ECHELON to ogromna, światowa sieć stacji nasłuchowych, satelitów i superkomputerów, której zadaniem jest przechwytywanie i analiza komunikacji elektronicznej na całym świecie. Powstał pod koniec lat 60. XX wieku jako narzędzie do śledzenia łączności wojskowej i dyplomatycznej ZSRR podczas zimnej wojny. Z czasem jednak system ten rozszerzył swój zasięg i funkcje:
Globalna sieć stacji i satelitów: Około dziesięć głównych stacji nasłuchowych rozsianych na różnych kontynentach, wspieranych przez sieć satelitów telekomunikacyjnych i szpiegowskich, przechwytuje sygnały z różnych źródeł – kabli podmorskich, łączy satelitarnych, sieci komórkowych czy komunikacji internetowej. Przykładowo, największa stacja nasłuchowa mieści się w północnej Anglii (okolice Harrogate) i formalnie służy brytyjskiej bazie wojskowej, choć część jej infrastruktury dzierżawi NSA.
Przechwytywanie wszelkich form komunikacji: Początkowo Echelon nasłuchiwał głównie rozmów telefonicznych, jednak wraz z postępem technologicznym objął także faksy, pocztę elektroniczną, sygnały radio i ruch internetowy. Współczesne doniesienia wskazują, że system może monitorować nawet około 90% globalnego ruchu internetowego, analizując do 3 miliardów komunikatów dziennie. Oznacza to, że codziennie podsłuchiwane i filtrowane są miliardy połączeń telefonicznych, SMS-ów, e-maili, wpisów na portalach społecznościowych, a nawet rejestry finansowe (np. transakcje bankomatowe).

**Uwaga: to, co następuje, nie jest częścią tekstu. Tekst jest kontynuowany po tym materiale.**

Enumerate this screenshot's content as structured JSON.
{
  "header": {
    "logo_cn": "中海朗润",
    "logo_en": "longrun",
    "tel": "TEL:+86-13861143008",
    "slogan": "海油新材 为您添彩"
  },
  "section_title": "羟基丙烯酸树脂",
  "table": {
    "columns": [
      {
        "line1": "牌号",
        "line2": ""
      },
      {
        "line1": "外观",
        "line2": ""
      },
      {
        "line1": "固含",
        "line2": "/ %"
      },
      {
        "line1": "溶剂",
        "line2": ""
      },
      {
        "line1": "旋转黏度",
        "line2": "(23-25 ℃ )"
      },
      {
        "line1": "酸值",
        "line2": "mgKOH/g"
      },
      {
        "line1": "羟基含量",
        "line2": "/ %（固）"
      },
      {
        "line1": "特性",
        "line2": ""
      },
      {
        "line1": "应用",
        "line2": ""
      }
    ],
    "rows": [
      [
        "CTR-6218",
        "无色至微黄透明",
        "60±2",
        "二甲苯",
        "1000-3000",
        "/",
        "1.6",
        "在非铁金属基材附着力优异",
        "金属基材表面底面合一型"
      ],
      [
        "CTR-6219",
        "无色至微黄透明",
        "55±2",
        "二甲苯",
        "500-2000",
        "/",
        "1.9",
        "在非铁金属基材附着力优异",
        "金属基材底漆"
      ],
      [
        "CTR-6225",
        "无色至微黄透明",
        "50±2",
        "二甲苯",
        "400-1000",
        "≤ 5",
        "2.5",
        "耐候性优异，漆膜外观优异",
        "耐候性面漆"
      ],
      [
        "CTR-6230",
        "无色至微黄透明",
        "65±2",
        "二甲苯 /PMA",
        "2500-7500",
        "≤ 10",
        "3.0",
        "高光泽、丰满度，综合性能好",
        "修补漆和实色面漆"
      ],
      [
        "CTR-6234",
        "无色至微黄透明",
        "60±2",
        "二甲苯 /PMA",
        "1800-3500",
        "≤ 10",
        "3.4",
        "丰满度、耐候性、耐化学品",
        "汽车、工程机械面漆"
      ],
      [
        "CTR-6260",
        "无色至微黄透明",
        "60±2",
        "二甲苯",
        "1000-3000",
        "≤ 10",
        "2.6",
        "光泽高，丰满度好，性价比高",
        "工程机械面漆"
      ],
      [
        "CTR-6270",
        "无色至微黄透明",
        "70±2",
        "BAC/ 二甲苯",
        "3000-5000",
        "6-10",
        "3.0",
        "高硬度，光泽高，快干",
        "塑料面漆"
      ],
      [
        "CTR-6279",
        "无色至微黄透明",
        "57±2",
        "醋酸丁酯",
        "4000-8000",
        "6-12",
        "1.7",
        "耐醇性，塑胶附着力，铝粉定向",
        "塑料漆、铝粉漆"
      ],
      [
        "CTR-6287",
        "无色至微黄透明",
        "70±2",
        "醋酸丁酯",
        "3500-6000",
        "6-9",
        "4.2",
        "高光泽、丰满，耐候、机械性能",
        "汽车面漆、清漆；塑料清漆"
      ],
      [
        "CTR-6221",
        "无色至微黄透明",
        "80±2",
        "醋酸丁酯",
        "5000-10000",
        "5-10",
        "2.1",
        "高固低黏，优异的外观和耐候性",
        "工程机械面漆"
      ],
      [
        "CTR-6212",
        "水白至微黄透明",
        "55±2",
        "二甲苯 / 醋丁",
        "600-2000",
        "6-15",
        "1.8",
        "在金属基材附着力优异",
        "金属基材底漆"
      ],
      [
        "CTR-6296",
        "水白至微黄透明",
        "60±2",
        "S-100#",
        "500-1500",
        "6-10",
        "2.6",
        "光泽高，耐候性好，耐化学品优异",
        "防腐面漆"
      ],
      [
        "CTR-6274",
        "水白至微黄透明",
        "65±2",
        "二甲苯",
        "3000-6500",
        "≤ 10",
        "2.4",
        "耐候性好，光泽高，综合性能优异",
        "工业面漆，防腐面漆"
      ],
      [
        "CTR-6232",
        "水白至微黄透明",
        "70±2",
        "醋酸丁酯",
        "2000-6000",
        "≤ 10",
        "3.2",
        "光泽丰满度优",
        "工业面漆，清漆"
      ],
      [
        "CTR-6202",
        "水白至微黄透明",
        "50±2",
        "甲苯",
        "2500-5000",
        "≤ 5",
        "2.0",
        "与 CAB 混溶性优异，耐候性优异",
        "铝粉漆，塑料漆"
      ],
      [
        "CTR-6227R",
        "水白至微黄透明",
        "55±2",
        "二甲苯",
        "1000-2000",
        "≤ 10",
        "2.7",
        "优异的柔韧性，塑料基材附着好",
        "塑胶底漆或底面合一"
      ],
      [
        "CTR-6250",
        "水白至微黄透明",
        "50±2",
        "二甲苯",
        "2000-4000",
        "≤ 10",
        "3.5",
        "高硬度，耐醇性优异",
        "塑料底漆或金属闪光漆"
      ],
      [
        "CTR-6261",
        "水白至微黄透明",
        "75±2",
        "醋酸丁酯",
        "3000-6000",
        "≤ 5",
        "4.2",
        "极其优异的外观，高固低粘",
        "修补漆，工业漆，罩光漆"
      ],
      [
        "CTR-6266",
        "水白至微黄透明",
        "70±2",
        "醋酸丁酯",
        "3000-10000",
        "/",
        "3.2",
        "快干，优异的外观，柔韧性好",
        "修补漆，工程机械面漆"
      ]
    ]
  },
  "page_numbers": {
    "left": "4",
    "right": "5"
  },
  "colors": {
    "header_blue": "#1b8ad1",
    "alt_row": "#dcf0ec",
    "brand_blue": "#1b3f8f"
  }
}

Superkomputery i słowniki kluczowych terminów: Przechwycone dane trafiają do centrów przetwarzania (np. siedziby NSA w Fort Meade, USA), gdzie superkomputery automatycznie filtrują, dekodują i analizują komunikaty. Wykorzystują przy tym specjalne „słowniki” – listy tysięcy słów kluczowych, fraz, a nawet wzorów dźwiękowych głosu czy adresów e-mail/IP, które mogą wskazywać na treści istotne z punktu widzenia wywiadu. Gdy system wykryje podejrzany wzorzec (np. nazwę organizacji terrorystycznej lub frazę sugerującą plan ataku), wyłuskuje taki komunikat spośród oceanu danych i kieruje go do dalszej analizy przez analityków.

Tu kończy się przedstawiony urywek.